Most people who are familiar with Li Jin’s oeuvre know of what we can now refer to as his “middle period, ” a period of lush colors and succulent washes, rendering quirky homages to food and to other pleasures of the flesh, peopled with humorous figures—including self-portraits—who are variously feasting, bathing, posing amid flowering bushes, and eyeing one another.
For many years I have been talking with Li Jin about his painting, and where he would like it to go. He has had a pent-up yearning to simplify his palette to the extreme: he wished to paint in ink alone on paper. And of course, to accompany the shift in medium, it follows that there would be a change in subject. Li Jin had spent so many years thinking about this change, that when it finally came it was full-fledged. In just a few months, he already has poured enormous energy and thought into his new oeuvre.
Having been a master of all things to do with color, of color blending, of color contrasting, and so on, Li Jin now puts those exquisite sensitivities to the service of ink tones. Ink has long been described as having “five colors”—Li Jin makes this vibrantly clear. There is such a range of ink tone subtleties, it seems that perhaps the many years of working with color have given Li Jin extra sensitivity with the shades of ink. The new subjects of Li Jin’s paintings include food and people, as before.
We are led to appreciate the food in a new way: a succulent piece of meat looks just as gorgeous and tender in ink as it would have looked in colors, but the ink form has an enticing ambiguity: it could perhaps be a section of landscape. The large paintings of radish or cabbage have a presence, and even personality, that is only possible with monochrome ink. The ink figures show a different aspect of humanity than Li Jin’s earlier colorfully rendered figures do. This is the more spiritual side: figures who are exposing their insecurities, figures resembling lohans, ascetics, somewhat subdued self-portraits, and so on. Li Jin’s ink brushwork is powerful, and at this point in his career he is in masterful control. With larger, specially made brushes, he works in a daring daxieyi style, with large sweeps of brush and ink—sometimes dry, sometimes moist, sometimes both together. The superb brushwork brings the subject alive. We become aware of the language of ink, and the fresh direction in which Li Jin has taken it.

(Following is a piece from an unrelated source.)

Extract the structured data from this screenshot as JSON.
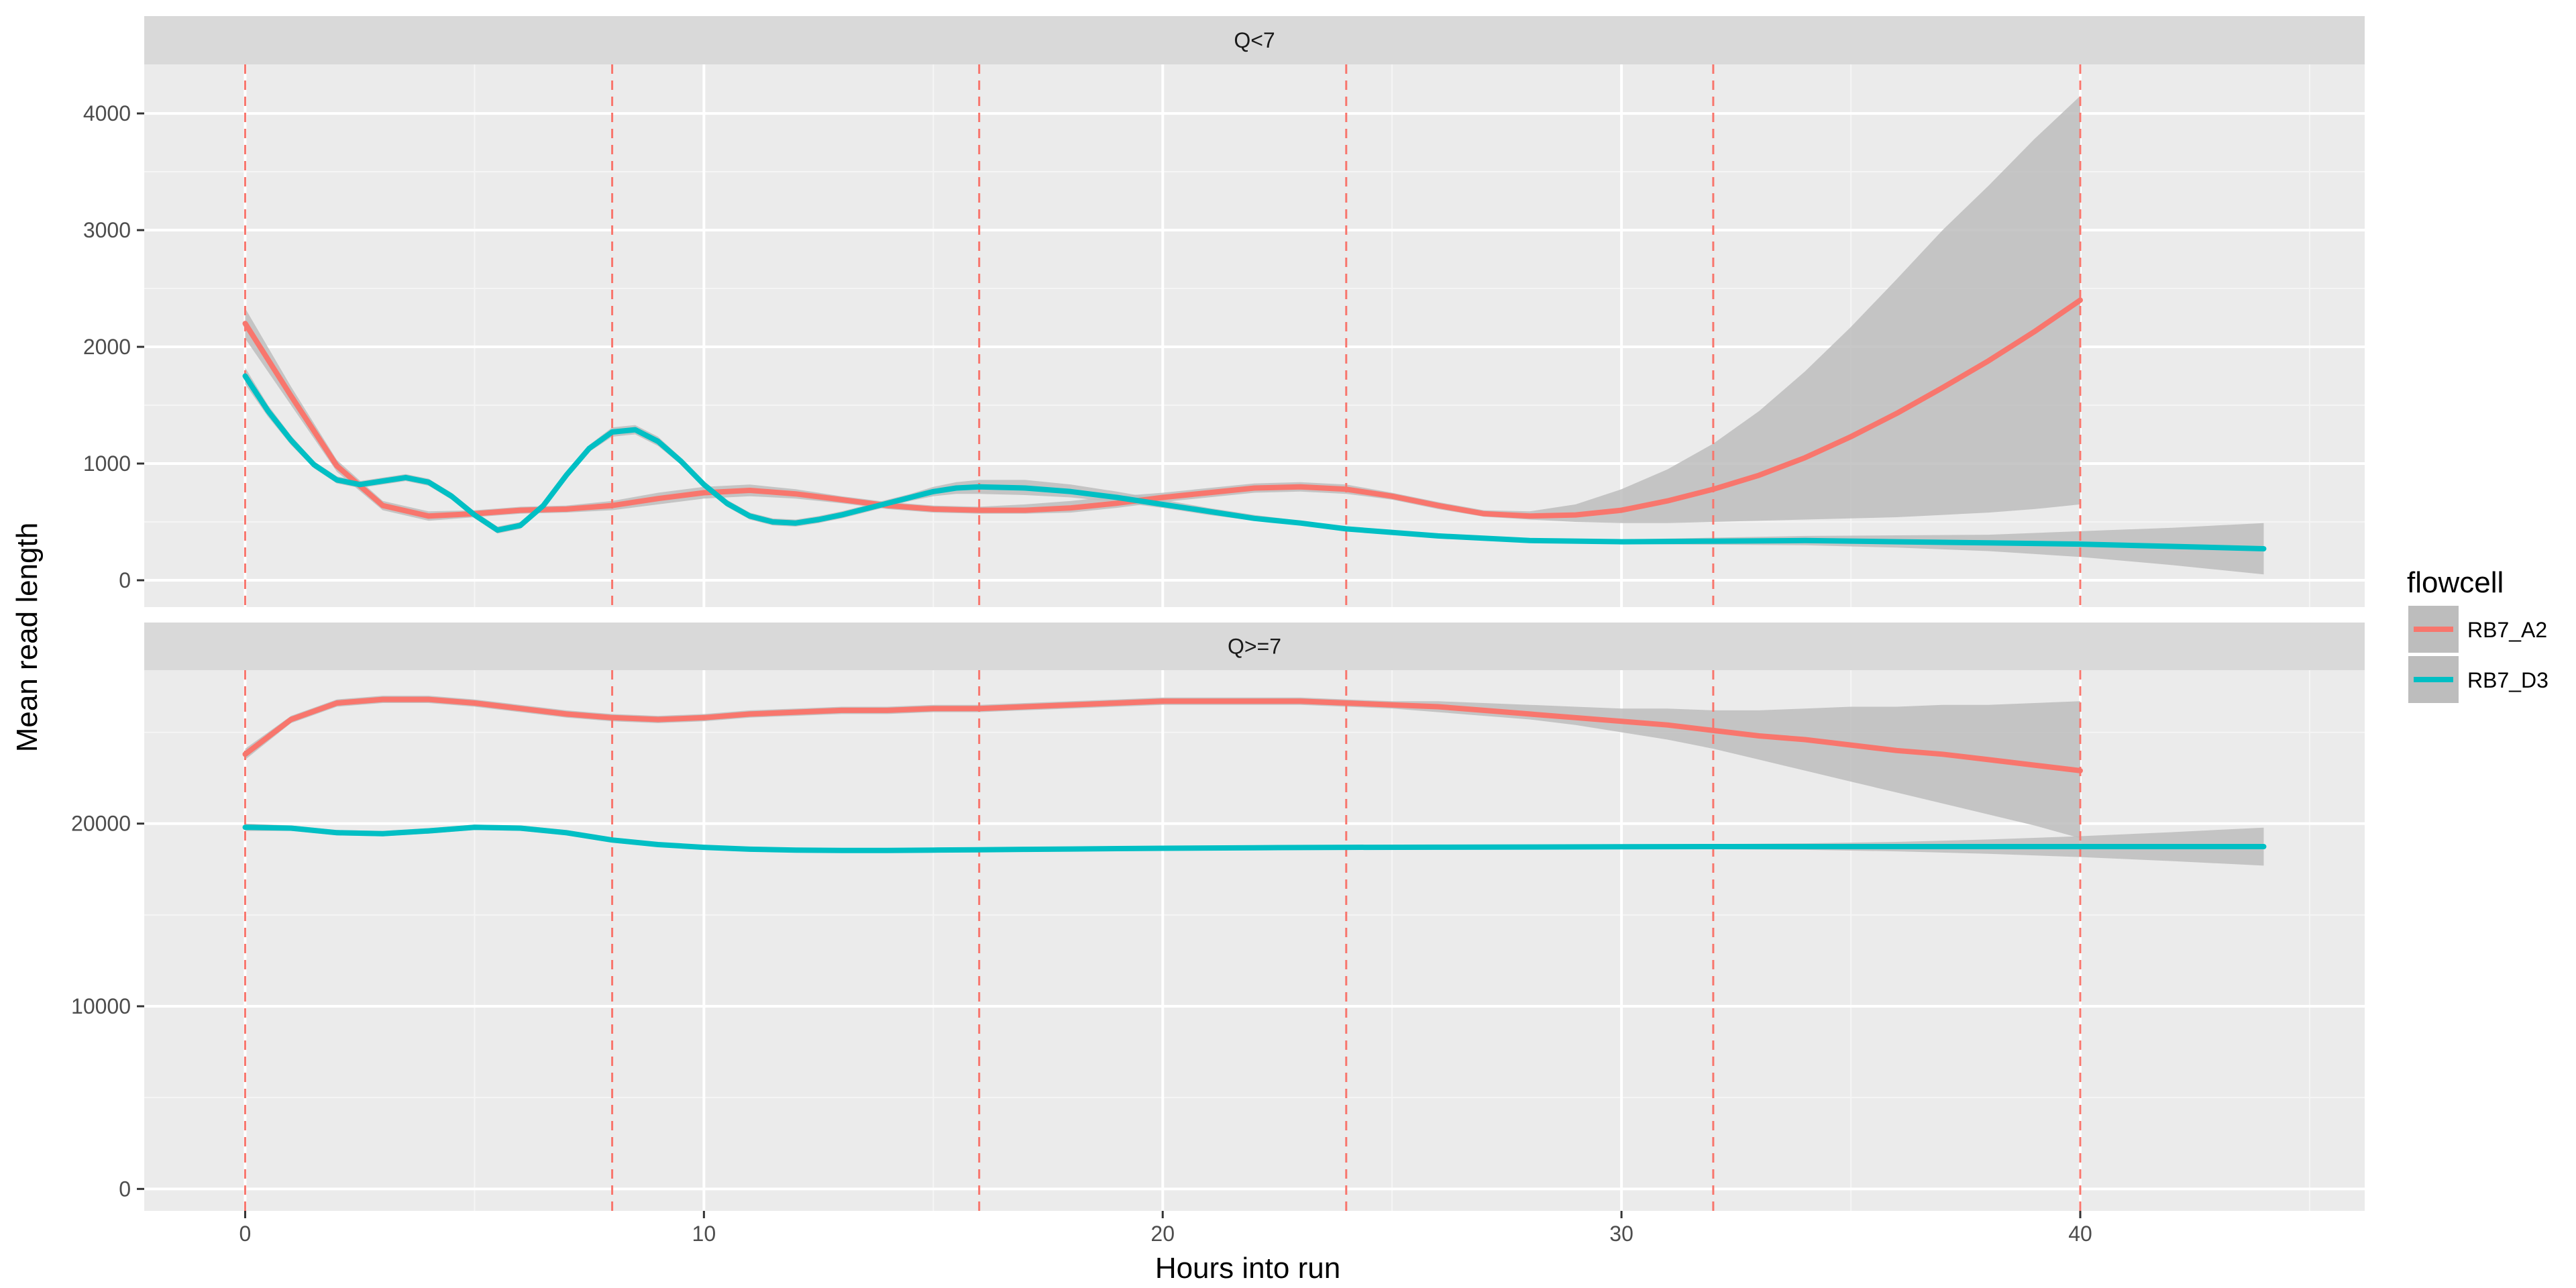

In the 1980's and 1990's, Li Jin travelled to Tibet in search of an authentic life and a primal connection to nature. There he was inspired to paint aspects of daily life, as well as paintings of ink figures that are eerily reminiscent of his new ink series. Considering the early, Tibet period, and the new ink period works together, we find there is a very solid thread of continuity running through his career, and we gain a holistic view of Li Jin the artist, as well as Li Jin the thinker.